Abdülhak Şinasi Hisar’ın yıllardır baskısı yapılamayan eserlerinin okuyucuyla yeniden buluşmasını onurlandırmak ve Abdülhak Şinasi Hisar’ı ölümünün 60. Yılında anmak adına Everest Yayınevi’nin düzenlediği ilk etkinlik, 25 Mart Cumartesi günü Kadıköy Belediyesi TESAK’ta gerçekleşti.
Everest Yayınları’ndan Saadet Özen ve Sevdagül Kasap’ın moderatörlüğünde Hilmi Yavuz, Fatih Altuğ, Sevcan Tiftik ve Çimen Günay Erkol’un konuşmalarını yüz elliden fazla katılımcı dinledi.

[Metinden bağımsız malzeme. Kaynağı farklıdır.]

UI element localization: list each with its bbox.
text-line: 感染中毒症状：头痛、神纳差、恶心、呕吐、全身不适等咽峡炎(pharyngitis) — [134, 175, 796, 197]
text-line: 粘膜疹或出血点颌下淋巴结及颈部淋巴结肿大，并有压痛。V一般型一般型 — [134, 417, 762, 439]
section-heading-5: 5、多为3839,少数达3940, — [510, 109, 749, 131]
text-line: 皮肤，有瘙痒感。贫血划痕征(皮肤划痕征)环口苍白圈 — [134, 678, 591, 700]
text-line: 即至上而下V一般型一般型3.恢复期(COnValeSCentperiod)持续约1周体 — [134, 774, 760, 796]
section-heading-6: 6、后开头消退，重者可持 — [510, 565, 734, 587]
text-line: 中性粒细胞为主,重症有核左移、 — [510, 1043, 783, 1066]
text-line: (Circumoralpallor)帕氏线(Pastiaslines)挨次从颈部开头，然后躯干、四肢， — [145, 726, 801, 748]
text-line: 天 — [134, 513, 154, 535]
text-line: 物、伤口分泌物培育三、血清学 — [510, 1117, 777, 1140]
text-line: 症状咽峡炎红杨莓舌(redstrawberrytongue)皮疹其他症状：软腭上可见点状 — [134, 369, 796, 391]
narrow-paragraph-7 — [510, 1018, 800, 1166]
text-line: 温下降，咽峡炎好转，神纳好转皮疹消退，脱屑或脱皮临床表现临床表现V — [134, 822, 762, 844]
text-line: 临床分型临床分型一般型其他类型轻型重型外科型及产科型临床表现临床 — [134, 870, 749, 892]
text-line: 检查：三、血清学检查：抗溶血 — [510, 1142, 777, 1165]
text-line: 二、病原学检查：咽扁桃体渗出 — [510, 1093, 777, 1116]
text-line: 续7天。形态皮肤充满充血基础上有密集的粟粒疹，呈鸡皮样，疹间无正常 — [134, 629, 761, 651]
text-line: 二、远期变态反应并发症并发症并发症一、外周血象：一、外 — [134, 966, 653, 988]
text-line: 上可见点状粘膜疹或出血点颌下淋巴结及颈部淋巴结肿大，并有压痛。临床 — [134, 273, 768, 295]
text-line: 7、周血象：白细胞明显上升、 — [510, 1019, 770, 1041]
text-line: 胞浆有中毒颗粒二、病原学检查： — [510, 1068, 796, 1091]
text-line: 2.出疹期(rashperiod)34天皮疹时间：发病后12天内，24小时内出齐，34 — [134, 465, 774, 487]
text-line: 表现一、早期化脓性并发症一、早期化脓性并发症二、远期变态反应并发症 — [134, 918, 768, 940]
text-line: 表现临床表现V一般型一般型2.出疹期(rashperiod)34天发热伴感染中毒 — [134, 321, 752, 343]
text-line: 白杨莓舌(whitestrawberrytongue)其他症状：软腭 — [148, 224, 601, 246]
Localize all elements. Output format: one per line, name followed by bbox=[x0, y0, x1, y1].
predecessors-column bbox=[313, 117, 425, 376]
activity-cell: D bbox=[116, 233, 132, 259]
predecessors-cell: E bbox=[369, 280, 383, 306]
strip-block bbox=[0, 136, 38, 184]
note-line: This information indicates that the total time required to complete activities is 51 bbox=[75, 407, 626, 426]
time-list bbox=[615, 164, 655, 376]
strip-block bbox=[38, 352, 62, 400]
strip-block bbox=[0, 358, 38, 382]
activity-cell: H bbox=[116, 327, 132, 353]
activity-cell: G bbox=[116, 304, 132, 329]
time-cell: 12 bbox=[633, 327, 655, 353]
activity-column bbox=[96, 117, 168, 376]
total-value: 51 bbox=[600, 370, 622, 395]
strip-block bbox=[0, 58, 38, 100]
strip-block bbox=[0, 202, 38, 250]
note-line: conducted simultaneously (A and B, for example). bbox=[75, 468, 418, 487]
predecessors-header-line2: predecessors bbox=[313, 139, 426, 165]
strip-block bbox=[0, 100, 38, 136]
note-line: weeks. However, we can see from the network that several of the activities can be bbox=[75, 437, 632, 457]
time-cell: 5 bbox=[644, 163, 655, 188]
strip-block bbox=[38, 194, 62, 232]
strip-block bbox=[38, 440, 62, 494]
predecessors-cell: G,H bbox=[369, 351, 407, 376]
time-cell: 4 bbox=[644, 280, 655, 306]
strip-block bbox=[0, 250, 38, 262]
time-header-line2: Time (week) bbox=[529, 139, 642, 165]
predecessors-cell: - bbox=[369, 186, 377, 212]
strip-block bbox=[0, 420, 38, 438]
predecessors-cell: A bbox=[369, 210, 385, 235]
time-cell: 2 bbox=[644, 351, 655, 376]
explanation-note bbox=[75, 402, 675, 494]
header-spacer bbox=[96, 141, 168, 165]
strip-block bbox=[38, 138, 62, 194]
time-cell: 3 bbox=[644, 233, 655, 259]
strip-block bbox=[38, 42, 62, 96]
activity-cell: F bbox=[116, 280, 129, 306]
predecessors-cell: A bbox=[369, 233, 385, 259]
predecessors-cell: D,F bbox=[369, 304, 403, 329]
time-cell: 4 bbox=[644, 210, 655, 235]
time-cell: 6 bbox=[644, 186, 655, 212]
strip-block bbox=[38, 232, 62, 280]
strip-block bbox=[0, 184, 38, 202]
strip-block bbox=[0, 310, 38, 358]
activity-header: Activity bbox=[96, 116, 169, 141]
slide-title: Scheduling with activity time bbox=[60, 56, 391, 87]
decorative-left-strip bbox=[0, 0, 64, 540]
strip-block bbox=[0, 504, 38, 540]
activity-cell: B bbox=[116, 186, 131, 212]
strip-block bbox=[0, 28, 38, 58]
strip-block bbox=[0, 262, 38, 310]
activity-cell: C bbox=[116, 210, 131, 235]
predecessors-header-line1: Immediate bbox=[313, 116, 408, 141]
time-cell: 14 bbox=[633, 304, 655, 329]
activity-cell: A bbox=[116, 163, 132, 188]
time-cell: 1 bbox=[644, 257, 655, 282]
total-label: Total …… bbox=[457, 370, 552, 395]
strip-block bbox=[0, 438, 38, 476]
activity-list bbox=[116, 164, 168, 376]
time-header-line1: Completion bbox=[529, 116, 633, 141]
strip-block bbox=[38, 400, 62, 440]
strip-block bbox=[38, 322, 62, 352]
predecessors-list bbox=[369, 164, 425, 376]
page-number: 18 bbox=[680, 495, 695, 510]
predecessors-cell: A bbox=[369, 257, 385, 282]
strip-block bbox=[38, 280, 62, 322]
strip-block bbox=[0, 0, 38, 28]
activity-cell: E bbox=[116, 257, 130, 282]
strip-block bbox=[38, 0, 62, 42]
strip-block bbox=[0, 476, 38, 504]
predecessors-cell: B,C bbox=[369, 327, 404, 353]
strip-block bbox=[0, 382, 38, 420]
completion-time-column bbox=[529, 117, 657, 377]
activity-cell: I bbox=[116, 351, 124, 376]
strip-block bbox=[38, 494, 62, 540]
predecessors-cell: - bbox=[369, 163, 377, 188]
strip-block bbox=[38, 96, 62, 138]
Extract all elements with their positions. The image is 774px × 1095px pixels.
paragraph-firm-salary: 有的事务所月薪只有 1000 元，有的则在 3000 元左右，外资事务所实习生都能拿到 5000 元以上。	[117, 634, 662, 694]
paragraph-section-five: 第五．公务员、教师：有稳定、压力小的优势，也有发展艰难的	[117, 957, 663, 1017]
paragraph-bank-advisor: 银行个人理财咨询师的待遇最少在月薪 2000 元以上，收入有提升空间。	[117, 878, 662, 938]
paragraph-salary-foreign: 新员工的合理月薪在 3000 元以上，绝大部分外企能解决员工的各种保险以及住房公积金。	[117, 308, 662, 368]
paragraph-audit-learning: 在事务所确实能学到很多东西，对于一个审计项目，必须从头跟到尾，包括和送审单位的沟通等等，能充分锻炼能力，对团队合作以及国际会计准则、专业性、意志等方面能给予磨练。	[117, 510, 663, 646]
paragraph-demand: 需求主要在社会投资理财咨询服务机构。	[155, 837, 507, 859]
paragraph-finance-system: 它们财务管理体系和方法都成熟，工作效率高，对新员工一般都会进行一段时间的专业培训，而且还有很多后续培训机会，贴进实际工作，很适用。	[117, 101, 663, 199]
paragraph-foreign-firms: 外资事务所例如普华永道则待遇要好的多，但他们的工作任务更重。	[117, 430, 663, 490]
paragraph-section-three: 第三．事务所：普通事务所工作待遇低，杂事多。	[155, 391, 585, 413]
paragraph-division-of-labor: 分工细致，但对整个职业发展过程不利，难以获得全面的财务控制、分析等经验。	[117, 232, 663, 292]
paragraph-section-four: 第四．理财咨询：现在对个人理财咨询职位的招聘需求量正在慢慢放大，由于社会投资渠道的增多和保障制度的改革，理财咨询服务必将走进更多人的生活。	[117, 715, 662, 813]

Hisar külliyatının editörü Sevdagül Kasap’ın yönettiği ilk oturumda, Bilkent Üniversitesi öğretim görevlisi Sevcan Tiftik ve Özyeğin Üniversitesi’nden Türk Edebiyatı Doçenti Çimen Günay Erkol, Abdülhak Şinasi’nin romanlarındaki “erkeklik hallerini” masaya yatırdı.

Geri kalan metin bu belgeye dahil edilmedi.